106 610 francs et 80 centimes

Notre chroniqueur fouille les circonvolutions du Net politique et des politiques sur le Net

Il faudrait avoir perdu ses tympans à un concert de Mariah Carey ou ses globes oculaires devant le nouveau faciès de Renée Zellweger et d’Uma Thurman pour ne pas savoir que Genève s’écharpe sur sa nouvelle loi sur la police. Depuis son approbation par les députés en septembre, la législation – qui consiste en une complète réorganisation de la structure policière – a trouvé une seconde vie hors de l’enceinte parlementaire. C’est désormais sur le Net, trompeuse caisse de résonance de l’humeur électorale, que l’on en débat. Enfin… Que l’on éructe de la mauvaise foi numérique et que l’on s’assomme à coups d’arguments fallacieux, avec autant de finesse qu’un attendrisseur s’abat sur une bavette d’aloyau.
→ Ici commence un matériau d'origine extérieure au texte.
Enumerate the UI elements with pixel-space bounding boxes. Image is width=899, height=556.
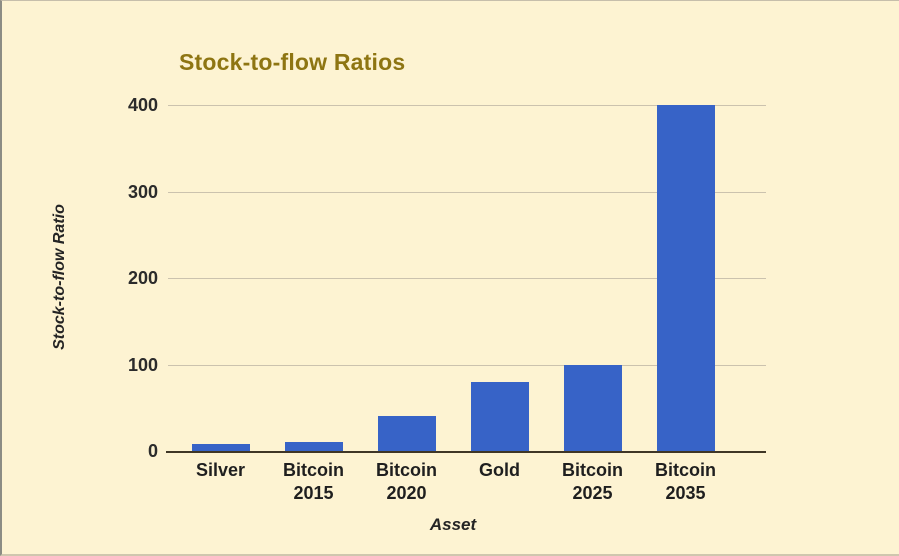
- x-axis-title: Asset: [429, 515, 477, 534]
- x-tick-label: Gold: [479, 460, 520, 480]
- gridline-400: [168, 105, 766, 106]
- y-tick-label-100: 100: [127, 354, 158, 375]
- y-tick-label-400: 400: [127, 95, 158, 115]
- bar-slot: [174, 105, 267, 451]
- bar-bitcoin-2025: [563, 364, 622, 451]
- bar-slot: [267, 105, 360, 451]
- gridline-100: [168, 364, 766, 366]
- bar-slot: [360, 105, 453, 451]
- gridline-200: [168, 278, 766, 279]
- bar-bitcoin-2020: [377, 416, 436, 451]
- bar-slot: [639, 105, 732, 451]
- bar-gold: [470, 381, 529, 451]
- x-tick-label: Bitcoin 2025: [562, 460, 623, 503]
- y-tick-label-200: 200: [127, 268, 158, 288]
- gridline-300: [168, 191, 766, 193]
- bar-bitcoin-2035: [656, 105, 715, 451]
- x-labels-row: Silver Bitcoin 2015 Bitcoin 2020 Gold Bitcoi…: [168, 459, 766, 505]
- chart-title: Stock-to-flow Ratios: [179, 49, 406, 75]
- y-tick-label-0: 0: [147, 441, 158, 461]
- x-tick-label: Bitcoin 2035: [655, 460, 716, 503]
- bars-row: [168, 105, 766, 451]
- bar-silver: [191, 444, 250, 451]
- x-tick-label: Bitcoin 2020: [376, 460, 437, 503]
- plot-area: 0 100 200 300 400: [128, 96, 766, 460]
- bar-bitcoin-2015: [284, 442, 343, 451]
- bar-slot: [546, 105, 639, 451]
- bar-slot: [453, 105, 546, 451]
- x-tick-label: Bitcoin 2015: [283, 460, 344, 503]
- x-axis-line: [166, 451, 766, 453]
- y-tick-label-300: 300: [127, 181, 158, 202]
- x-tick-label: Silver: [195, 460, 246, 480]
- y-axis-title: Stock-to-flow Ratio: [51, 204, 68, 350]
Pauvre électeur. Pas celui qui aura sorti son monocle pour décortiquer les 68 articles de la loi ni celui qui aura consacré un peu de son précieux temps à (vraiment) s’informer. Non. Cet autre électeur qui – pensant charpenter son opinion sur la votation du 8 mars – cherche la lumière dans la nébuleuse Facebook ou dans cet entassement argumentaire, hélas, qu’est l’imbuvable brochure cantonale d’«explication». Enfin, qu’il ne compte pas trouver son salut sur le site des opposants (genevesecurite.ch) ni sur celui des défenseurs de la nouvelle loi (notrepolice.ch) tant ils disent tous deux l’exact contraire.
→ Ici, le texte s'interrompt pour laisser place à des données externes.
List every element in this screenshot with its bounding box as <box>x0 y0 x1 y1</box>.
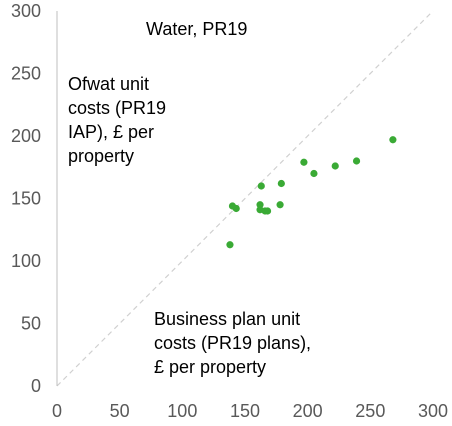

Sur le réseau social, la propagande est itérative. Côté opposants, l’ancien président des jeunes MCG, Brice Arduini, pollue avec frénésie les profils de son réseau. Avec tant de succès que son propre président, le conseiller national Roger Golay, peine à exister, tant son mur est pris en otage par des publications qui ne sont pas les siennes. Noyade digitale pour celui qui fut président de l’Union syndicale des polices romandes. De l’autre, le PDC Vincent Maitre multiplie les commentaires avec hargne, ce qui laisse penser que sa haine du parti populiste est passée du cerveau aux viscères, pendant que le PLR Cyril Aellen ironise: «Demander l’avis des gendarmes […], c’est un peu comme demander l’avis des assureurs maladie au sujet de la caisse publique.»
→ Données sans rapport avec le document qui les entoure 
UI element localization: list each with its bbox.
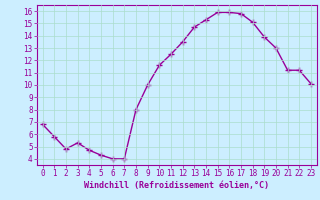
X-axis label: Windchill (Refroidissement éolien,°C): Windchill (Refroidissement éolien,°C) [84, 181, 269, 190]
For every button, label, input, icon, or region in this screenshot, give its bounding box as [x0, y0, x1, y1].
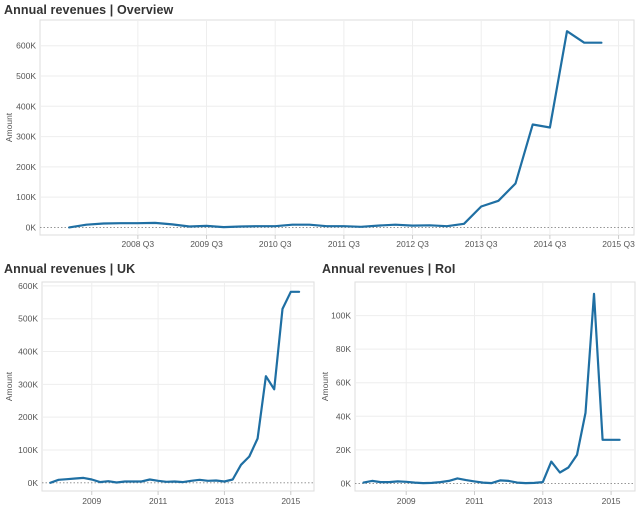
x-tick-label: 2011 [465, 496, 484, 506]
y-tick-label: 100K [331, 311, 351, 321]
y-tick-label: 0K [28, 478, 39, 488]
y-tick-label: 80K [336, 344, 351, 354]
x-tick-label: 2015 [281, 496, 300, 506]
x-tick-label: 2015 [602, 496, 621, 506]
y-tick-label: 500K [18, 314, 38, 324]
overview-chart: 2008 Q3 2009 Q3 2010 Q3 2011 Q3 2012 Q3 2013 … [4, 19, 635, 249]
overview-panel: Annual revenues | Overview 2008 Q3 2009 Q… [0, 0, 640, 255]
y-tick-label: 600K [18, 281, 38, 291]
roi-chart: 2009 2011 2013 2015 0K 20K 40K 60K 80K 100K Amount [320, 281, 636, 506]
x-tick-label: 2013 [533, 496, 552, 506]
roi-title: Annual revenues | RoI [322, 262, 456, 276]
y-tick-label: 20K [336, 445, 351, 455]
plot-frame [354, 281, 636, 492]
x-tick-label: 2009 [82, 496, 101, 506]
x-tick-label: 2008 Q3 [122, 239, 155, 249]
y-tick-label: 0K [26, 222, 37, 232]
roi-panel: Annual revenues | RoI 2009 2011 2013 2015 0K… [318, 258, 640, 517]
y-tick-label: 0K [341, 478, 352, 488]
y-axis-label: Amount [4, 112, 14, 142]
plot-frame [41, 281, 315, 492]
x-tick-label: 2014 Q3 [534, 239, 567, 249]
y-axis-label: Amount [4, 371, 14, 401]
series-line [49, 290, 301, 484]
plot-frame [39, 19, 635, 236]
y-tick-label: 400K [18, 347, 38, 357]
series-line [362, 292, 621, 485]
x-tick-label: 2009 [397, 496, 416, 506]
y-tick-label: 600K [16, 41, 36, 51]
y-tick-label: 100K [16, 192, 36, 202]
uk-panel: Annual revenues | UK 2009 2011 2013 2015 0K 1… [0, 258, 318, 517]
y-tick-label: 100K [18, 445, 38, 455]
x-tick-label: 2013 Q3 [465, 239, 498, 249]
x-tick-label: 2012 Q3 [396, 239, 429, 249]
y-tick-label: 200K [18, 412, 38, 422]
uk-title: Annual revenues | UK [4, 262, 136, 276]
x-tick-label: 2011 Q3 [328, 239, 360, 249]
series-line [68, 30, 603, 229]
y-tick-label: 300K [18, 379, 38, 389]
x-tick-label: 2015 Q3 [602, 239, 635, 249]
y-tick-label: 40K [336, 411, 351, 421]
y-tick-label: 500K [16, 71, 36, 81]
x-tick-label: 2009 Q3 [190, 239, 223, 249]
y-tick-label: 300K [16, 132, 36, 142]
x-tick-label: 2013 [215, 496, 234, 506]
y-tick-label: 60K [336, 378, 351, 388]
x-tick-label: 2011 [149, 496, 168, 506]
overview-title: Annual revenues | Overview [4, 3, 174, 17]
uk-chart: 2009 2011 2013 2015 0K 100K 200K 300K 400K 500K 60… [4, 281, 315, 506]
y-axis-label: Amount [320, 371, 330, 401]
x-tick-label: 2010 Q3 [259, 239, 292, 249]
y-tick-label: 200K [16, 162, 36, 172]
y-tick-label: 400K [16, 101, 36, 111]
Ce flot de vérités à moitié vraies et de faussetés à moitié fausses a généré, chez l’auteur de ces lignes, une addiction aux faits. Dès la sortie de son école, un policier genevois perçoit un salaire annuel brut de 81 347 francs. Montant auquel il faut ajouter 11 263 francs et 80 centimes d’indemnités pour «risques inhérents à la fonction» et 6000 francs «en moyenne» destinés à couvrir les frais d’assurance maladie. Il faut aussi compléter cette somme par le paiement des heures de nuit (3000 fr.), les débours forfaitaires (2500 fr.) et autres frais (repas, déplacements, fournitures) à hauteur de 2500 fr.

106 610 francs et 80 centimes. C’est le titre de cette chronique.